With lending to business headed in the wrong direction, Westpac may be hard placed to optimise its use of the Term Funding Facility – to which all banks lose access in eight weeks’ time.
“We’ve got a bit more to go on the TFF and we would look to draw that down over time,” Michael Rowland, the bank’s chief financial officer told an investor briefing yesterday.
At the end of March 2021, Westpac was fully drawn on its A$18 billion initial allowance under the TFF, a three-year funding facility from the Reserve Bank put in place 14 months ago.
The bank has used $4 billion of its $12 billion supplementary allowance, the bank said.

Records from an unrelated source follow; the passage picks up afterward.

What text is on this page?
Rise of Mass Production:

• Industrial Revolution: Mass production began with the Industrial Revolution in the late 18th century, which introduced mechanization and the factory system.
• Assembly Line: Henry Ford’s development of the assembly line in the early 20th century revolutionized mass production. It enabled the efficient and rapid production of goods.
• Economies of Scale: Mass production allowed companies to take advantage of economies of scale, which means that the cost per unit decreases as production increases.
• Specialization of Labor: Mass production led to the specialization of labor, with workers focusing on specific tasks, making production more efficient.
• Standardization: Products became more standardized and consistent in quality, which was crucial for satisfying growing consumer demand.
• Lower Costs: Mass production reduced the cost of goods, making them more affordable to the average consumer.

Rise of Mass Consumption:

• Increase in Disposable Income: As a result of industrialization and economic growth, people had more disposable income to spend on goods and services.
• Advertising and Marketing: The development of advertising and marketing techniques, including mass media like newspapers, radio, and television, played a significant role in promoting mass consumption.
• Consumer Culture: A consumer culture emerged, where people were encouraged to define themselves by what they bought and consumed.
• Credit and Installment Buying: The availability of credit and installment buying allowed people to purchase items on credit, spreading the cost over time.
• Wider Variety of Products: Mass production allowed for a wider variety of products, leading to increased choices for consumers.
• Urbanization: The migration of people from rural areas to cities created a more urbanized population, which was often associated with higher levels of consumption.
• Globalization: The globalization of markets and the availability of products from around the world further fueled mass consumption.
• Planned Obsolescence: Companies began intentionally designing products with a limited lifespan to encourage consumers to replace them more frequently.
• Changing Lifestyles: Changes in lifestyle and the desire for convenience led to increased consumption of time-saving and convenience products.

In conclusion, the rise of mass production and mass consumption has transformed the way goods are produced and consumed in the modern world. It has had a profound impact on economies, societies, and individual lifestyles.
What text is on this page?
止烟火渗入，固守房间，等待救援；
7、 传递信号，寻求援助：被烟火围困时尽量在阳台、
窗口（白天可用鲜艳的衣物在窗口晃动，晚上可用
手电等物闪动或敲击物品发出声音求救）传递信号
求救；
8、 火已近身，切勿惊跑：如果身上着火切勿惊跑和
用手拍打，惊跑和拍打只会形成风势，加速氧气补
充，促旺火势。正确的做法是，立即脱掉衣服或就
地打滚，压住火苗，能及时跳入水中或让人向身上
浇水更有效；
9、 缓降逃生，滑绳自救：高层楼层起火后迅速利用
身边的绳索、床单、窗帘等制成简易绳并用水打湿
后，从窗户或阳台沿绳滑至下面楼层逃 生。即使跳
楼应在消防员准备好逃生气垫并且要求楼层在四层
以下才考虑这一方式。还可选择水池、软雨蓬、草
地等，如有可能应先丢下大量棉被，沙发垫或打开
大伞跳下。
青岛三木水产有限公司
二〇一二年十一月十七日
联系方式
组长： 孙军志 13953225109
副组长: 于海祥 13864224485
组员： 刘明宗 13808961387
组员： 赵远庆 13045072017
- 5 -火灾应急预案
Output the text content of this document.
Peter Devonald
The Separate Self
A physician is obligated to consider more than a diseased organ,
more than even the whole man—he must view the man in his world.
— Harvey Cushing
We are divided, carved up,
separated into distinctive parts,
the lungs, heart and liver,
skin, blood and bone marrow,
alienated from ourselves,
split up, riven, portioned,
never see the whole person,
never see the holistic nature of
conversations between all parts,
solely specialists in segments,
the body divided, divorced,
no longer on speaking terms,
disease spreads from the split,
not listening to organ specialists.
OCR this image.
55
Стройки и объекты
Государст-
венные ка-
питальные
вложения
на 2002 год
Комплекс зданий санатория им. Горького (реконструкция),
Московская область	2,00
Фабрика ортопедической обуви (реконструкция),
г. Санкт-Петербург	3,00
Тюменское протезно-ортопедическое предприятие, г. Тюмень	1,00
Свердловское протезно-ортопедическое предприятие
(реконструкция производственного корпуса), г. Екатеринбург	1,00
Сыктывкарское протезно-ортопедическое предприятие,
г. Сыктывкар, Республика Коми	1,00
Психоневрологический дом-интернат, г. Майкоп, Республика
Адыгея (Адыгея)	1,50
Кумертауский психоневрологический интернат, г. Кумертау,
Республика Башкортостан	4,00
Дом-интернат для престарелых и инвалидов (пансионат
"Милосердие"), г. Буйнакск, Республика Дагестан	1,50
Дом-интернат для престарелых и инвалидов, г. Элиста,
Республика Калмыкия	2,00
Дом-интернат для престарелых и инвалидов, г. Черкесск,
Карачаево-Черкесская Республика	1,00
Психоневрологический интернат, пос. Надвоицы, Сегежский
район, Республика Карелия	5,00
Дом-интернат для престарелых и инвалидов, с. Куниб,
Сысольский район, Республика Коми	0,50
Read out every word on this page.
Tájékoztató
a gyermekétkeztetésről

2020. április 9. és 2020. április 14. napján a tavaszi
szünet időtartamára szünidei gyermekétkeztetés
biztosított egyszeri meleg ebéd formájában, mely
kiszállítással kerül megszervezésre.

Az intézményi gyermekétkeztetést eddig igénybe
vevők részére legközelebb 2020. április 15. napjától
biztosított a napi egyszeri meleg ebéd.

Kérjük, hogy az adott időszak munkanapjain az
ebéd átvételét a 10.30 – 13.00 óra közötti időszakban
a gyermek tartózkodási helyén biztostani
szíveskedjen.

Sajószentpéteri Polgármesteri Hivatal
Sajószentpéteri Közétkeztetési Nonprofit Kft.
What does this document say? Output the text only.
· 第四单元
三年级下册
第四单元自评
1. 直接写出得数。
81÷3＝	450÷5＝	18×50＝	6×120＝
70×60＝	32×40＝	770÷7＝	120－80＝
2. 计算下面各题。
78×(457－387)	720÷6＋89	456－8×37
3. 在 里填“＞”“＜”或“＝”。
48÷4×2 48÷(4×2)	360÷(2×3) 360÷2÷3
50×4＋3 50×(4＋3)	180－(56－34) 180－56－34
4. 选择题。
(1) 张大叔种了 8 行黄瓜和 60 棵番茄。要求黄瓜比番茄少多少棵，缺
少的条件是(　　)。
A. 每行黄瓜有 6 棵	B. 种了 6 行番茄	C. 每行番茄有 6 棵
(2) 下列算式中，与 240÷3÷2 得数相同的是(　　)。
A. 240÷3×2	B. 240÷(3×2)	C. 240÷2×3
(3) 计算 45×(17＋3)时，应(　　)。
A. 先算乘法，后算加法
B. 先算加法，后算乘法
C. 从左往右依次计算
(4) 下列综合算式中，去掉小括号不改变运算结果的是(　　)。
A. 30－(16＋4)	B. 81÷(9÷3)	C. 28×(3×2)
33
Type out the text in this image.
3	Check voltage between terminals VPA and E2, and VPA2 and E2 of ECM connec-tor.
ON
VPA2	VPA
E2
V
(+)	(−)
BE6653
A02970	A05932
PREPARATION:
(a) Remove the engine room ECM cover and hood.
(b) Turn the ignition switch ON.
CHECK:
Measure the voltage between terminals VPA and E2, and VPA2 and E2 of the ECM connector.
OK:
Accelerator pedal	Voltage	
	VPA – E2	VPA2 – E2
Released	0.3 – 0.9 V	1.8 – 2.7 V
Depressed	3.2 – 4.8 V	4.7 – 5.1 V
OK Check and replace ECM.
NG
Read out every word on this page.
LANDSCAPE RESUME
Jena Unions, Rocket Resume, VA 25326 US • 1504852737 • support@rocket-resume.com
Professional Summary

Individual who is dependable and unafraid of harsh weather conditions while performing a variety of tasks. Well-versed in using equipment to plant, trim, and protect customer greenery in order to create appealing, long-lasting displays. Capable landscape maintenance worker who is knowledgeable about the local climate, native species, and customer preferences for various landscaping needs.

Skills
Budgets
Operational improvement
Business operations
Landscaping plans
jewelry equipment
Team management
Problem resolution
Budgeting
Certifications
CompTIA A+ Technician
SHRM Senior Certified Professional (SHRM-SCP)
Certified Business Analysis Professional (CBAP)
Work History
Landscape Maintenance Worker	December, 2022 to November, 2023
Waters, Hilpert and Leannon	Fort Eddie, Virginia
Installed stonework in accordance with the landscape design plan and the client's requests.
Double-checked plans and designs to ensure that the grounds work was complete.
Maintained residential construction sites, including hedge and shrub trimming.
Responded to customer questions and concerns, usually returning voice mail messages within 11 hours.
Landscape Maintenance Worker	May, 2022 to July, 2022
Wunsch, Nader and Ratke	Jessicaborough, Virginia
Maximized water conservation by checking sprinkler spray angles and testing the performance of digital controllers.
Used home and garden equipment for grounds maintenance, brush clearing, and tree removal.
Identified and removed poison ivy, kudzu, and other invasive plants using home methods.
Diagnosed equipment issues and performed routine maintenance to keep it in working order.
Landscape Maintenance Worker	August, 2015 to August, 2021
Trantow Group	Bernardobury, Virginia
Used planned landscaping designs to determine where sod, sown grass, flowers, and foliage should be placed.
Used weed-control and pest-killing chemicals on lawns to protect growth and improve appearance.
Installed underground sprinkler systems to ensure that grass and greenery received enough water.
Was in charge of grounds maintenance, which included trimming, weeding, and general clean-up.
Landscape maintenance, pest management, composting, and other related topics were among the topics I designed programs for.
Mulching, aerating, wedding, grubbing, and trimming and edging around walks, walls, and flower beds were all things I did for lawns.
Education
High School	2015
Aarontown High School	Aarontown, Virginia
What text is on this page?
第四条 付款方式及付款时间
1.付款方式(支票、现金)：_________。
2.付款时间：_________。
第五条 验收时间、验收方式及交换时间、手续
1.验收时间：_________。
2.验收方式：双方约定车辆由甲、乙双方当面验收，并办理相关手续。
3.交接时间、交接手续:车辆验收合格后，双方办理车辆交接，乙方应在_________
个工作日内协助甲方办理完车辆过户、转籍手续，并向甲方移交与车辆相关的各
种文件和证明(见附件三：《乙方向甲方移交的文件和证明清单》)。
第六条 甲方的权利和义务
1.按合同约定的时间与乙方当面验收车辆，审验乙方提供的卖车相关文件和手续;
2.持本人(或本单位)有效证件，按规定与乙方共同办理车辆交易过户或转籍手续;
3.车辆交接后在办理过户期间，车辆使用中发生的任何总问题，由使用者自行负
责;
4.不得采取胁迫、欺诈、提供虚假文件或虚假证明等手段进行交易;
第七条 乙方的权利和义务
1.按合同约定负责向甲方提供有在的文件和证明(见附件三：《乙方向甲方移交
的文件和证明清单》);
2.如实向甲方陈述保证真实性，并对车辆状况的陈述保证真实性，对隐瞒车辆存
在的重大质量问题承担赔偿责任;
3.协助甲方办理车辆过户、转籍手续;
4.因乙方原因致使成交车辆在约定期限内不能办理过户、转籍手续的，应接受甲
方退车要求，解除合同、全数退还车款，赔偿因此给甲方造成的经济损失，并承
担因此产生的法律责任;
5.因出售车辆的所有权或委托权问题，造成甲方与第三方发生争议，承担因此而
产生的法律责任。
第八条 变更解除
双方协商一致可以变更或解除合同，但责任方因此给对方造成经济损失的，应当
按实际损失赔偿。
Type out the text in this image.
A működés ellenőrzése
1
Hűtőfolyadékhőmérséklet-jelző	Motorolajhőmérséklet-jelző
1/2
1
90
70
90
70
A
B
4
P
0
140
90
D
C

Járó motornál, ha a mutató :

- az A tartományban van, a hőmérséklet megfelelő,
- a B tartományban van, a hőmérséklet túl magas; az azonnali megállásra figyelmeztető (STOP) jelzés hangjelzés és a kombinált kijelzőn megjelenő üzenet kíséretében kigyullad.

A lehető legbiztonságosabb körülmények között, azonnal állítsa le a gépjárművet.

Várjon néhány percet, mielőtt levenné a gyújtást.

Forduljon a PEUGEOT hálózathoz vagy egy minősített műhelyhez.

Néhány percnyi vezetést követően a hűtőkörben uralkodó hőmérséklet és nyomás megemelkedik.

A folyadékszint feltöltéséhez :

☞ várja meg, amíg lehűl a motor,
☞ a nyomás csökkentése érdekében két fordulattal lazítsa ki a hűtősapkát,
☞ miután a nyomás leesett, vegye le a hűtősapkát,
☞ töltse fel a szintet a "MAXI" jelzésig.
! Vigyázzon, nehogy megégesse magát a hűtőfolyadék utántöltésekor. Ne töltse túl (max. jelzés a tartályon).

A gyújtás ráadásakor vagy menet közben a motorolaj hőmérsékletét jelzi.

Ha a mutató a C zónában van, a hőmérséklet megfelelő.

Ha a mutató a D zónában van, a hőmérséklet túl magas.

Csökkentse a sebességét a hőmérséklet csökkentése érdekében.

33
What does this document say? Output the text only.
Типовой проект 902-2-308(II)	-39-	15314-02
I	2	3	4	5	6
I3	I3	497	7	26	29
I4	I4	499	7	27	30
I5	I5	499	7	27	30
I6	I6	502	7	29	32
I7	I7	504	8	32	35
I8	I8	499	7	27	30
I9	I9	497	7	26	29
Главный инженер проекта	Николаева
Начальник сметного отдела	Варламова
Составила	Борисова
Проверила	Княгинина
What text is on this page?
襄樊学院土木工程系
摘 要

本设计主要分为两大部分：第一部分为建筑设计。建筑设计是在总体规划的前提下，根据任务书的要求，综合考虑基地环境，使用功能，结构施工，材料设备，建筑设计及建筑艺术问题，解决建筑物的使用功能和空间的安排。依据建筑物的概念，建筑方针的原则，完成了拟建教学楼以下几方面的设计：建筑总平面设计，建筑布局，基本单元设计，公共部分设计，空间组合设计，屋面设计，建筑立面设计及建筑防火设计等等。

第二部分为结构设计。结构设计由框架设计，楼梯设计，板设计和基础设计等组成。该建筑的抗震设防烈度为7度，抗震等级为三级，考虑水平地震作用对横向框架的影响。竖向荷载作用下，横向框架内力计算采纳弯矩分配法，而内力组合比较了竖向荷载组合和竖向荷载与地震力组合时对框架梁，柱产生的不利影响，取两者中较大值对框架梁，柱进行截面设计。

“Nine weeks remain for $92.7 billion to be drawn as the TFF program ends on 30 June 2021,” Peter Sheahan, director, money markets wrote in an assessment of the program on Friday.
“A run rate of greater than $10 billion per week shows a tsunami of liquidity approaches.”
Across the industry, additional allowances for SME and the allowance for Large Business Lending increased in the RBA’s monthly snapshot on this element of TFF allowances in early April. The RBA will update this on Friday.
APRA’s data on Westpac’s lending for business shows Westpac’s footings declined each month since the introduction of the TFF, save for a modest uplift in March 2021.
The bank said it experienced a $1.2 billion reduction in business lending over the last six months.